100 A HISTORY OF AMERICA IN 100 MAPS
After declaring independence, the American patriots
faced the more difficult task of establishing a
government of their own. As a reaction against the
British monarchy, they initially rejected a strong
central power. Instead, the Articles of Confederation
invested sovereignty in the individual states, which
in turn formed a “firm league of friendship” with
one another. Each state sent representatives to
a Congress that had limited jurisdiction beyond
conducting foreign policy, maintaining national
defense, and arbitrating interstate disputes. Yet this
weak government lacked the power to enforce laws
or even collect taxes from a geographically dispersed
population that shared little more than a common
wartime enemy.
This fragile period is captured on the first map of
the country published in the United States. The map
was created by Abel Buell, a Connecticut engraver
who was not above using his skills to counterfeit
currency.
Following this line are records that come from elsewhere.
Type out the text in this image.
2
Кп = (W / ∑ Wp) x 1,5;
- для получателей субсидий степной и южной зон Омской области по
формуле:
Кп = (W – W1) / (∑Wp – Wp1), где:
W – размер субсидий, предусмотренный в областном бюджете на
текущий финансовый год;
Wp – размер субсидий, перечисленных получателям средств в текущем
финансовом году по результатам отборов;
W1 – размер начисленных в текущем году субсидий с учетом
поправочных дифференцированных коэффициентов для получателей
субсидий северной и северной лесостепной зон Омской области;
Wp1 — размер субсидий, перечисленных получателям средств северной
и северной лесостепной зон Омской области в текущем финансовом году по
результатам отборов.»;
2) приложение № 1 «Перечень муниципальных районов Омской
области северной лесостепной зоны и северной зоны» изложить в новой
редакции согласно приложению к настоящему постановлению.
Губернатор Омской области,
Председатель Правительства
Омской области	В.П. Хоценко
The geography on Buell’s map was not
terribly original, for he largely drew on earlier
maps by Lewis Evans and John Mitchell shown in
Chapter 3 (pages 86 and 94). More striking is the
elaborate cartouche designed to commemorate
independence. A radiant sun illuminates a brightly
colored flag; at right a young man holds a small
globe labeled “America,” with a Phrygian cap—
the symbol of liberty—atop his staff and the
date of independence inscribed at his feet. Buell
even embedded his patriotism in the geography
of the map itself by fixing the prime meridian at
Philadelphia rather than relying on the standard of
Greenwich in England.
Only a few copies of Buell’s map were made,
but its influence was amplified when Jedidiah
Morse hired Amos Doolittle to adapt the map for
his bestselling schoolbook Geography Made Easy.
NATIONAL ASPIRATIONS
Abel Buell, “A New and Correct Map of
the United States of North America,”
1784
Morse proudly introduced the map by reminding
students that the “tyranny of Britain” compelled the
colonists to declare “themselves free, sovereign, and
independent States ... after a long, unnatural and
destructive war.” Indeed, Morse’s geography text was
itself an intellectual declaration of independence,
for he insisted that students learn their subjects
through American authors such as himself rather
than Europeans.
Geography Made Easy went through dozens of
editions from 1784 through the early nineteenth
century, which meant that thousands of children
were first exposed to American geography through
Doolittle’s map. The importance of Buell’s map—
and Doolittle’s adaptation—is compounded by its
timing: in the immediate aftermath of the Revolution,
nationhood was not a self-evident concept, but
rather one that had to be articulated and accepted.
The colonists had to learn to define themselves as
Americans, and to identify those in other states as
their countrymen. Symbolic maps such as Buell’s,
and school maps such as Doolittle’s, taught
Americans young and old to see the nation as an
extension of themselves.
A national identity could not exist, however,
without some kind of national authority. By the
time Buell published this map, the Articles of
Confederation faced heavy criticism. In 1786 a
rebellion of indebted former Revolutionary War
soldiers convinced many that a stronger central
government was necessary to maintain order and
to foster growth. Alexander Hamilton and James
Madison advocated a national government that
could levy and collect taxes and regulate interstate
trade. Above all, the “Federalists” argued for a
government of three branches, one with a dominant
legislative branch supplemented by a judiciary and
an independent executive.
The ratification of the Constitution in 1789 settled
some of these debates, and laid down the political
structure that survives down to our own day. Yet
Buell’s map reminds us that at its founding the
nation was an aspiration more than anything else.